“One principal lesson of the Gulf War is that, if a state intends to fight the United States, it should avoid doing so until and unless it possesses nuclear weapons.”
— Krishnaswamy Sundarji, former chief of staff, Indian army
The date was September 25, 2020. The time was 1:30 a.m.
A small group of American officers experienced their own nightmare, minutes earlier, when North Korean special-forces officers wearing South Korean (ROK) army uniforms gunned them down in the middle of a late-night planning meeting. North Korea was in the midst of one of its “routine” army exercises, but sharp-eyed intelligence officers had seen some troubling signs. The last thing they heard was the sound of automatic-weapons fire ringing out all around them. They’d been betrayed.
Across the DMZ streaked short-range missiles and hundreds of antiquated North Korean jets. The DPRK knew that its air force potentially had a shelf life measured in days, if not hours, and it threw everything across the line in a desperate, massive “use it or lose it” strike against Allied airfields and reserve-troop concentrations.

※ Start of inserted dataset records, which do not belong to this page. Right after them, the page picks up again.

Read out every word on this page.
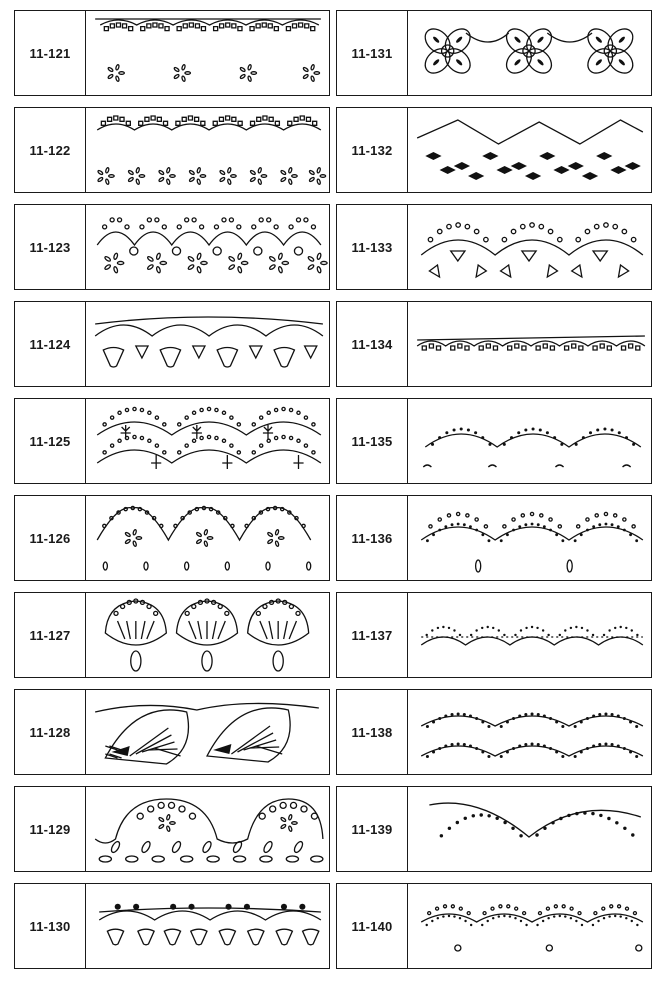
11-121
11-122
11-123
11-124
11-125
11-126
11-127
11-128
11-129
11-130
11-131
11-132
11-133
11-134
11-135
11-136
11-137
11-138
11-139
11-140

A few Allied planes were able to immediately get into the air, and they shot down enemy planes until their missiles ran dry, but for the time being it was like putting fingers in the holes of a collapsing dike.

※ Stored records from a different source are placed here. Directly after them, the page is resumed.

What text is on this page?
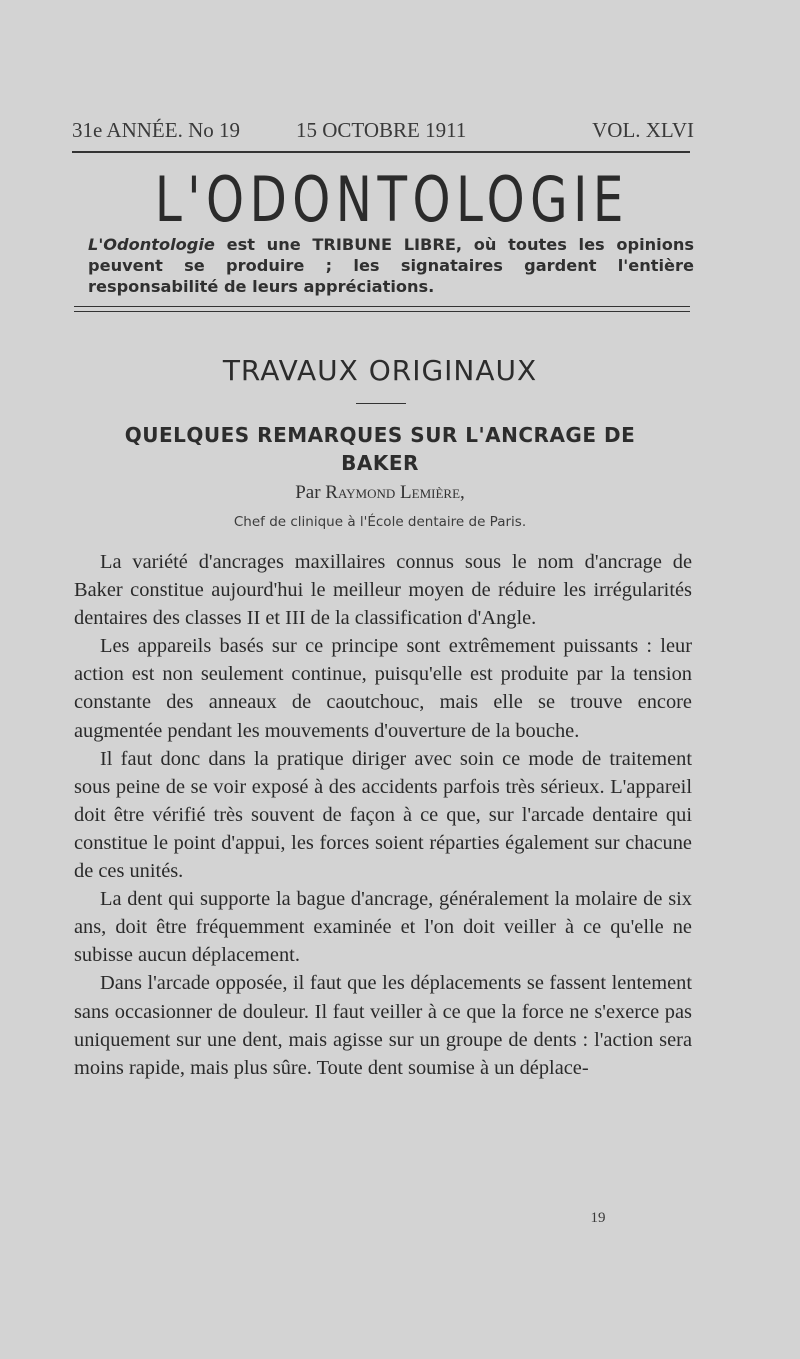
31e ANNÉE. No 19	15 OCTOBRE 1911	VOL. XLVI
L'ODONTOLOGIE
L'Odontologie est une TRIBUNE LIBRE, où toutes les opinions peuvent se produire ; les signataires gardent l'entière responsabilité de leurs appréciations.
TRAVAUX ORIGINAUX
QUELQUES REMARQUES SUR L'ANCRAGE DE BAKER
Par Raymond Lemière,
Chef de clinique à l'École dentaire de Paris.

La variété d'ancrages maxillaires connus sous le nom d'ancrage de Baker constitue aujourd'hui le meilleur moyen de réduire les irrégularités dentaires des classes II et III de la classification d'Angle.

Les appareils basés sur ce principe sont extrêmement puissants : leur action est non seulement continue, puisqu'elle est produite par la tension constante des anneaux de caoutchouc, mais elle se trouve encore augmentée pendant les mouvements d'ouverture de la bouche.

Il faut donc dans la pratique diriger avec soin ce mode de traitement sous peine de se voir exposé à des accidents parfois très sérieux. L'appareil doit être vérifié très souvent de façon à ce que, sur l'arcade dentaire qui constitue le point d'appui, les forces soient réparties également sur chacune de ces unités.

La dent qui supporte la bague d'ancrage, généralement la molaire de six ans, doit être fréquemment examinée et l'on doit veiller à ce qu'elle ne subisse aucun déplacement.

Dans l'arcade opposée, il faut que les déplacements se fassent lentement sans occasionner de douleur. Il faut veiller à ce que la force ne s'exerce pas uniquement sur une dent, mais agisse sur un groupe de dents : l'action sera moins rapide, mais plus sûre. Toute dent soumise à un déplace-

19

Within an hour of the start of the initial barrage, DPRK troops surged across the border in vast numbers. Following carefully planned routes, they avoided most of the millions of mines laid to slow any ground advance toward Seoul. And when the Republic of Korea troops on the line, already rattled and bleeding by the surprise artillery barrage, saw enemy forces advancing in strength, they broke.
Not all of them, of course. The ones who stayed fought bravely, and their superior weaponry inflicted enormous losses on the enemy, but that enemy was advancing with the same ferocity that it did on June 25, 1950. As men fell and tanks burned, more men and tanks took their place. Their equipment was old, dozens of armored vehicles broke down, but it could still kill.
Through the U.N. came a clear message from Pyongyang: ‘If no cease-fire is forthcoming, the DPRK will turn Tokyo, San Francisco, and Los Angeles into lakes of fire.’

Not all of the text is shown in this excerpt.